One of the most beautiful things about sound is that, in order to record sound, you have to be quiet. You have to shut up. For me, it immediately became a political act: first, because you’re shutting up; and second, where do you point it? Do you point the microphone at yourself, or do you point it at somebody else, do you point it at Donald Trump, or do you point it at Elijah McClain’s family? Where are you going to put your microphone?

Those are the very first questions. Then, of course, when you’ve got those sounds, what are you going to do with them? If you get the permission of Elijah McClain’s family and record the sounds of his bedroom, that immediately suggests one tonal quality to the piece of music. Is his music full of musical instruments? In that case, it’s a kind of celebration of his life. Is it muffled, or is it empty, because he’s gone? Maybe you intend to record the quiet, but while you’re there, police sirens keep going past, and they mean something. You inherit all those meanings.

So it’s a continuous process; it doesn’t really stop. In the process of putting a record out, you’ve got to choose artwork for it, and you’ve got to give it a title. You’ve got to find a distributor or record label. Will you try to get a piece about Elijjah McClain to #1, or is it going to be independent? Are you going to profit from it? Where might that money go? The meanings are still in flux, too. My neighbor two doors down, who’s a farmer, might have never heard of Elijah McClain. Yet, in the town where he grew up, his name might be very well-known. What happens when the farmer listens to it, has one response, and then learns more about him, his life, and the circumstances of his death? So he listens to the music again, and the music changes underneath him, in a way. It’s all in flux, all the time. We share that listening together. Once you’ve crossed that threshold, you have to keep going, and you have to think about every part. You can’t just dip your toe in the water.

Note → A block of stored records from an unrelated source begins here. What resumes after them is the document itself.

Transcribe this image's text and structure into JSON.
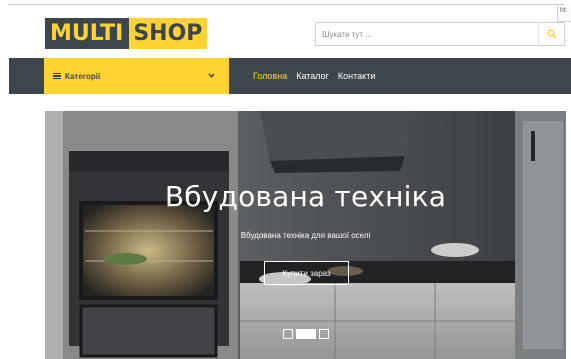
{
  "logo": {
    "part1": "MULTI",
    "part2": "SHOP"
  },
  "search": {
    "placeholder": "Шукати тут ..."
  },
  "nav": {
    "categories_label": "Категорії",
    "links": [
      "Головна",
      "Каталог",
      "Контакти"
    ],
    "active_link": "Головна"
  },
  "hero": {
    "title": "Вбудована техніка",
    "subtitle": "Вбудована техніка для вашої оселі",
    "button_label": "Купити зараз",
    "slides": 3,
    "active_slide": 2
  },
  "corner_tab": "ht",
  "colors": {
    "accent": "#FFD333",
    "dark": "#3D464D"
  },
  "icons": [
    "menu-bars-icon",
    "chevron-down-icon",
    "search-icon"
  ]
}
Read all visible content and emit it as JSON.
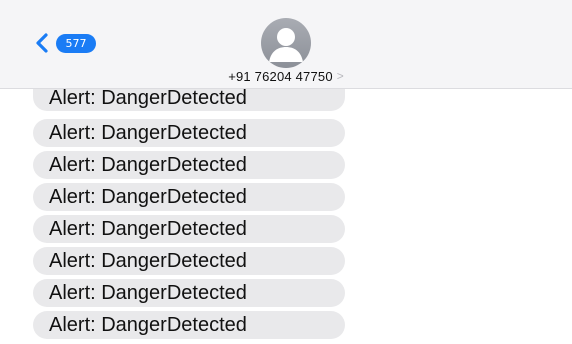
{
  "header": {
    "back_badge": "577",
    "contact_number": "+91 76204 47750",
    "contact_chevron": ">",
    "icons": {
      "back": "chevron-left-icon",
      "avatar": "person-silhouette-icon",
      "contact_chevron": "chevron-right-icon"
    },
    "colors": {
      "accent": "#1a7cf5",
      "header_bg": "#f5f5f7",
      "avatar": "#9a9da4"
    }
  },
  "messages": [
    {
      "text": "Alert: DangerDetected"
    },
    {
      "text": "Alert: DangerDetected"
    },
    {
      "text": "Alert: DangerDetected"
    },
    {
      "text": "Alert: DangerDetected"
    },
    {
      "text": "Alert: DangerDetected"
    },
    {
      "text": "Alert: DangerDetected"
    },
    {
      "text": "Alert: DangerDetected"
    },
    {
      "text": "Alert: DangerDetected"
    }
  ],
  "colors": {
    "bubble_bg": "#e9e9eb",
    "bubble_text": "#111111"
  }
}
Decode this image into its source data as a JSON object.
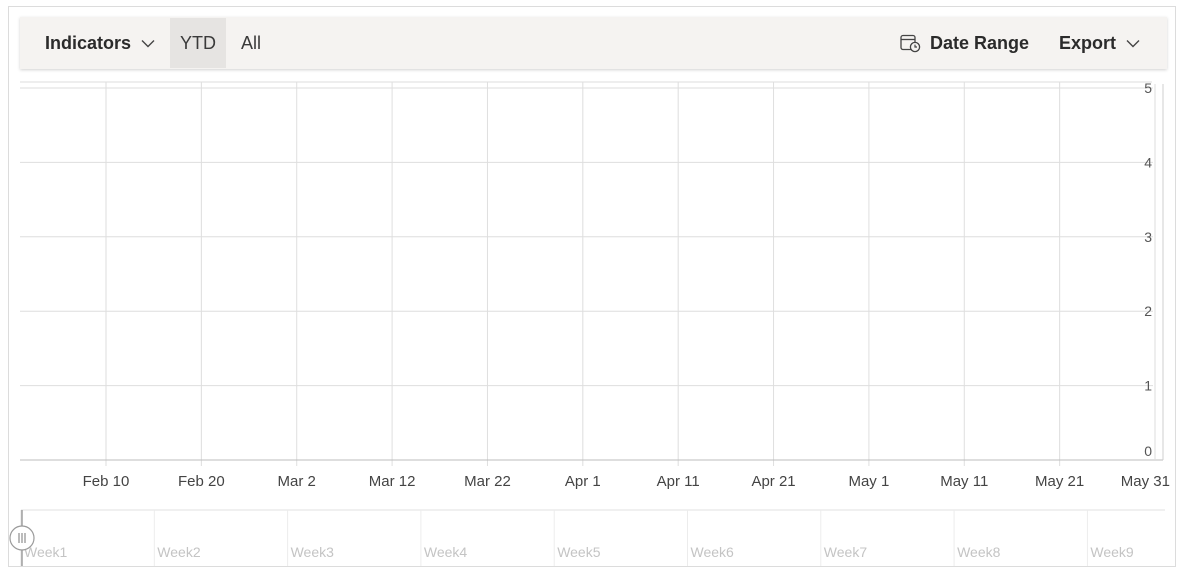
{
  "toolbar": {
    "indicators_label": "Indicators",
    "ytd_label": "YTD",
    "all_label": "All",
    "date_range_label": "Date Range",
    "export_label": "Export"
  },
  "chart_data": {
    "type": "line",
    "title": "",
    "xlabel": "",
    "ylabel": "",
    "x_ticks": [
      "Feb 10",
      "Feb 20",
      "Mar 2",
      "Mar 12",
      "Mar 22",
      "Apr 1",
      "Apr 11",
      "Apr 21",
      "May 1",
      "May 11",
      "May 21",
      "May 31"
    ],
    "xlim": [
      "2023-02-01",
      "2023-05-31"
    ],
    "y_ticks": [
      0,
      1,
      2,
      3,
      4,
      5
    ],
    "ylim": [
      0,
      5
    ],
    "y_axis_side": "right",
    "grid": true,
    "series": [],
    "navigator": {
      "labels": [
        "Week1",
        "Week2",
        "Week3",
        "Week4",
        "Week5",
        "Week6",
        "Week7",
        "Week8",
        "Week9"
      ],
      "selection_start": 0
    }
  }
}
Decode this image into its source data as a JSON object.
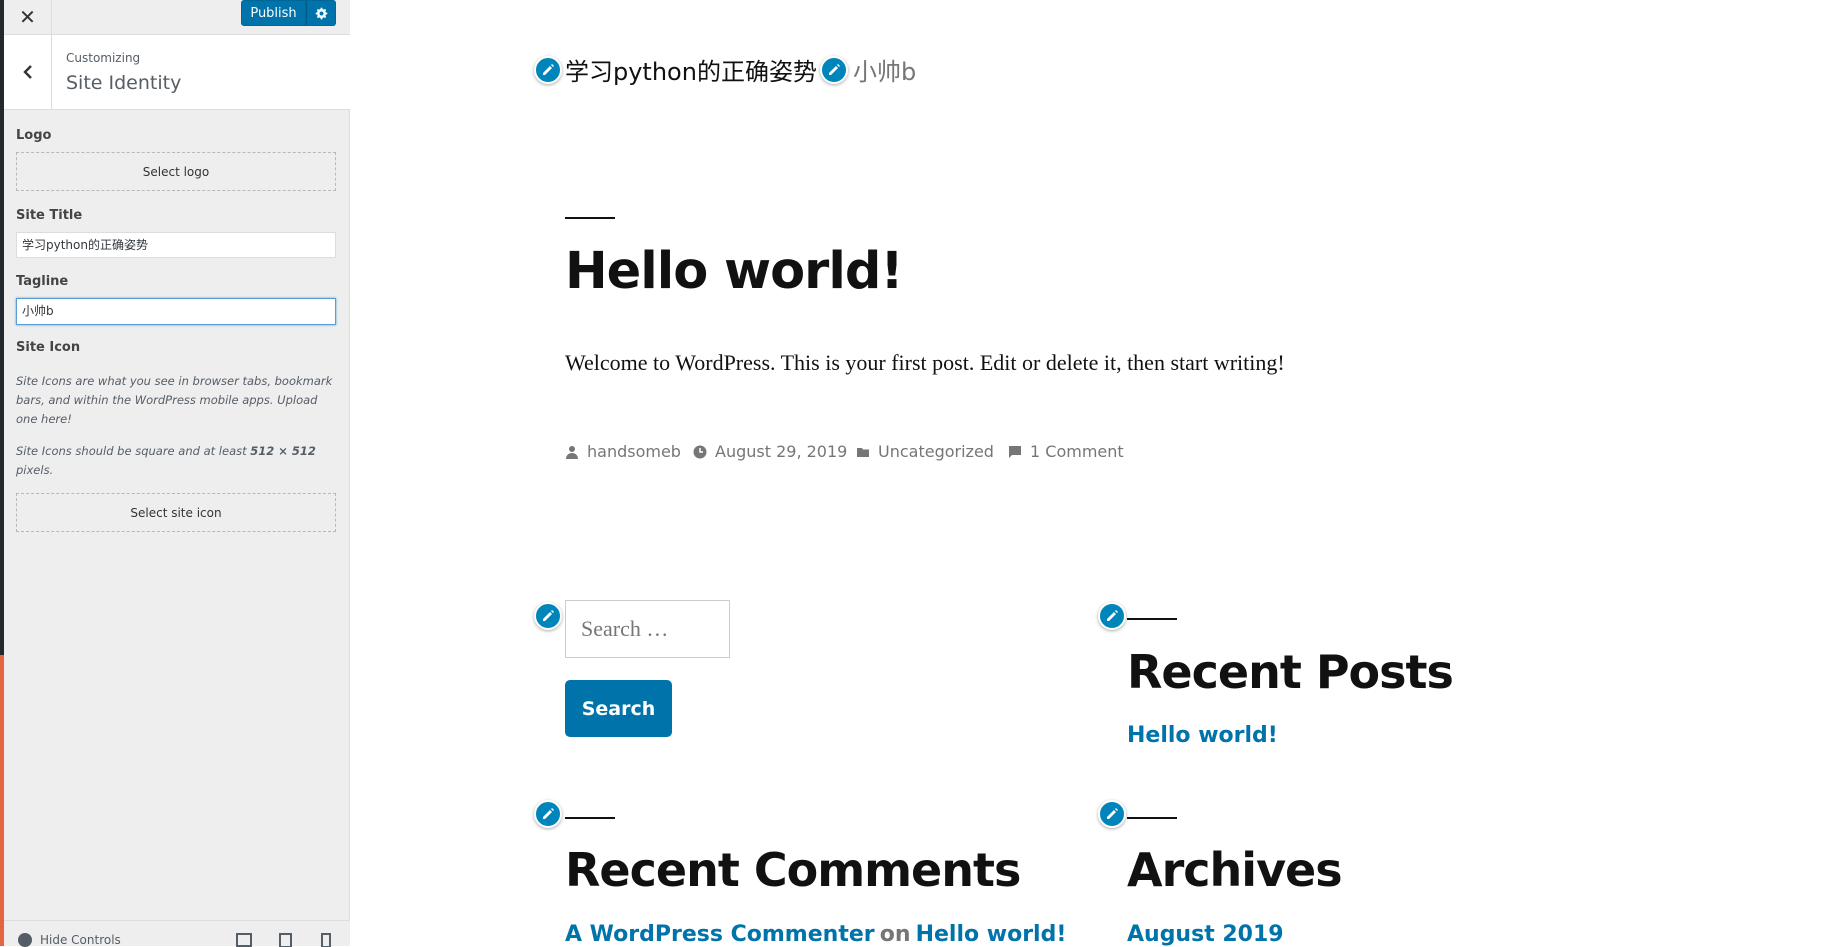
{
  "customizer": {
    "close_label": "✕",
    "publish_label": "Publish",
    "settings_icon": "gear-icon",
    "back_icon": "chevron-left-icon",
    "breadcrumb": "Customizing",
    "section_title": "Site Identity",
    "logo": {
      "label": "Logo",
      "button": "Select logo"
    },
    "site_title": {
      "label": "Site Title",
      "value": "学习python的正确姿势"
    },
    "tagline": {
      "label": "Tagline",
      "value": "小帅b"
    },
    "site_icon": {
      "label": "Site Icon",
      "desc1": "Site Icons are what you see in browser tabs, bookmark bars, and within the WordPress mobile apps. Upload one here!",
      "desc2_pre": "Site Icons should be square and at least ",
      "desc2_bold": "512 × 512",
      "desc2_post": " pixels.",
      "button": "Select site icon"
    },
    "footer": {
      "hide_controls": "Hide Controls"
    }
  },
  "preview": {
    "site_title": "学习python的正确姿势",
    "tagline": "小帅b",
    "post": {
      "title": "Hello world!",
      "body": "Welcome to WordPress. This is your first post. Edit or delete it, then start writing!",
      "author": "handsomeb",
      "date": "August 29, 2019",
      "category": "Uncategorized",
      "comments": "1 Comment"
    },
    "search": {
      "placeholder": "Search …",
      "button": "Search"
    },
    "recent_posts": {
      "title": "Recent Posts",
      "item": "Hello world!"
    },
    "recent_comments": {
      "title": "Recent Comments",
      "author": "A WordPress Commenter",
      "on": "on",
      "post": "Hello world!"
    },
    "archives": {
      "title": "Archives",
      "item": "August 2019"
    }
  },
  "colors": {
    "accent": "#0073aa",
    "panel_bg": "#eeeeee",
    "strip_orange": "#e4663e"
  }
}
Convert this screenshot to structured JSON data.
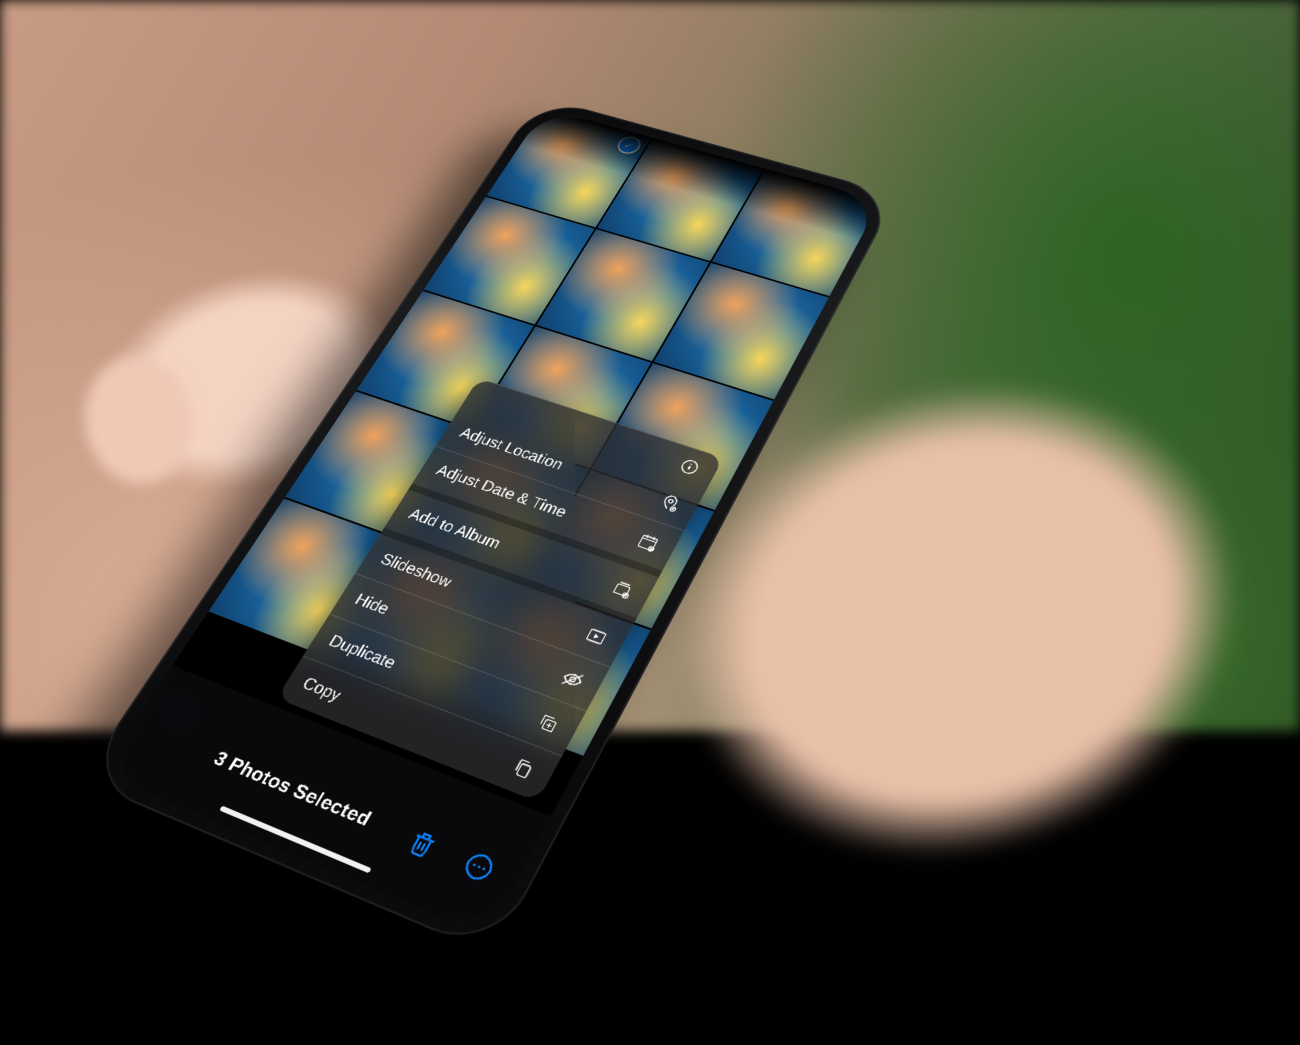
{
  "toolbar": {
    "title": "3 Photos Selected"
  },
  "icons": {
    "share": "share-icon",
    "trash": "trash-icon",
    "more": "ellipsis-circle-icon",
    "info": "info-circle-icon",
    "calendar_plus": "calendar-plus-icon",
    "album": "rectangle-stack-plus-icon",
    "slideshow": "play-rectangle-icon",
    "hide": "eye-slash-icon",
    "duplicate": "plus-square-on-square-icon",
    "copy": "doc-on-doc-icon",
    "checkmark": "checkmark-circle-icon"
  },
  "menu": {
    "info_row": true,
    "groups": [
      [
        {
          "label": "Adjust Location",
          "icon": "calendar_plus"
        },
        {
          "label": "Adjust Date & Time",
          "icon": "calendar_plus"
        }
      ],
      [
        {
          "label": "Add to Album",
          "icon": "album"
        }
      ],
      [
        {
          "label": "Slideshow",
          "icon": "slideshow"
        },
        {
          "label": "Hide",
          "icon": "hide"
        },
        {
          "label": "Duplicate",
          "icon": "duplicate"
        },
        {
          "label": "Copy",
          "icon": "copy"
        }
      ]
    ]
  },
  "grid": {
    "selected_indices": [
      0
    ]
  },
  "colors": {
    "ios_blue": "#0a84ff"
  }
}
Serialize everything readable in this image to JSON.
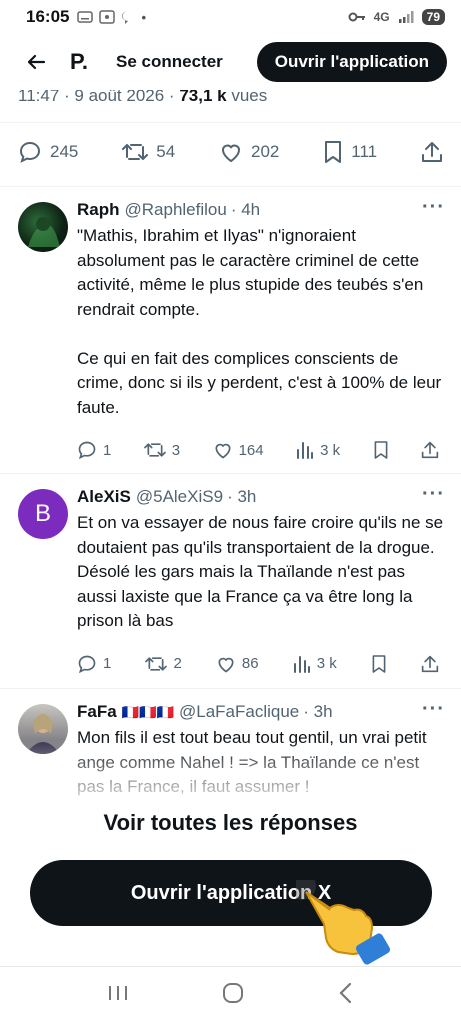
{
  "status_bar": {
    "time": "16:05",
    "network": "4G",
    "battery": "79"
  },
  "header": {
    "logo_fragment": "P.",
    "connect_label": "Se connecter",
    "open_app_label": "Ouvrir l'application"
  },
  "post_meta": {
    "time": "11:47",
    "date": "9 août 2026",
    "views_count": "73,1 k",
    "views_label": "vues"
  },
  "post_stats": {
    "replies": "245",
    "reposts": "54",
    "likes": "202",
    "bookmarks": "111"
  },
  "replies": [
    {
      "name": "Raph",
      "handle": "@Raphlefilou",
      "time": "· 4h",
      "text": "\"Mathis, Ibrahim et Ilyas\" n'ignoraient absolument pas le caractère criminel de cette activité, même le plus stupide des teubés s'en rendrait compte.\n\nCe qui en fait des complices conscients de crime, donc si ils y perdent, c'est à 100% de leur faute.",
      "replies": "1",
      "reposts": "3",
      "likes": "164",
      "views": "3 k"
    },
    {
      "name": "AleXiS",
      "avatar_letter": "B",
      "handle": "@5AleXiS9",
      "time": "· 3h",
      "text": "Et on va essayer de nous faire croire qu'ils ne se doutaient pas qu'ils transportaient de la drogue. Désolé les gars mais la Thaïlande n'est pas aussi laxiste que la France ça va être long la prison là bas",
      "replies": "1",
      "reposts": "2",
      "likes": "86",
      "views": "3 k"
    },
    {
      "name": "FaFa",
      "flags": "🇫🇷🇫🇷🇫🇷",
      "handle": "@LaFaFaclique",
      "time": "· 3h",
      "text": "Mon fils il est tout beau tout gentil, un vrai petit ange comme Nahel ! => la Thaïlande ce n'est pas la France, il faut assumer !"
    }
  ],
  "see_all_label": "Voir toutes les réponses",
  "open_app_bottom_label": "Ouvrir l'application X",
  "colors": {
    "text": "#0f1419",
    "secondary": "#536471",
    "button_bg": "#0f1419",
    "alexis_avatar": "#7b2cbf"
  }
}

If you’re thinking about how the meanings of music might change, of course it’s complex, because people are complex.


Matthew Herbert: Yeah. With Pig, you might have never met a pig or spent any time with one, other than his bacon. When you’re 80, you might start a pig farm, and suddenly that record means something to you in a completely different way, and those sounds will suddenly be very familiar. But for someone who’s never grown up with them, it’s a completely new thing. There’s no such thing as one listener; there’s no such thing as an audience in that way. There’s just fellow collaborators in meaning.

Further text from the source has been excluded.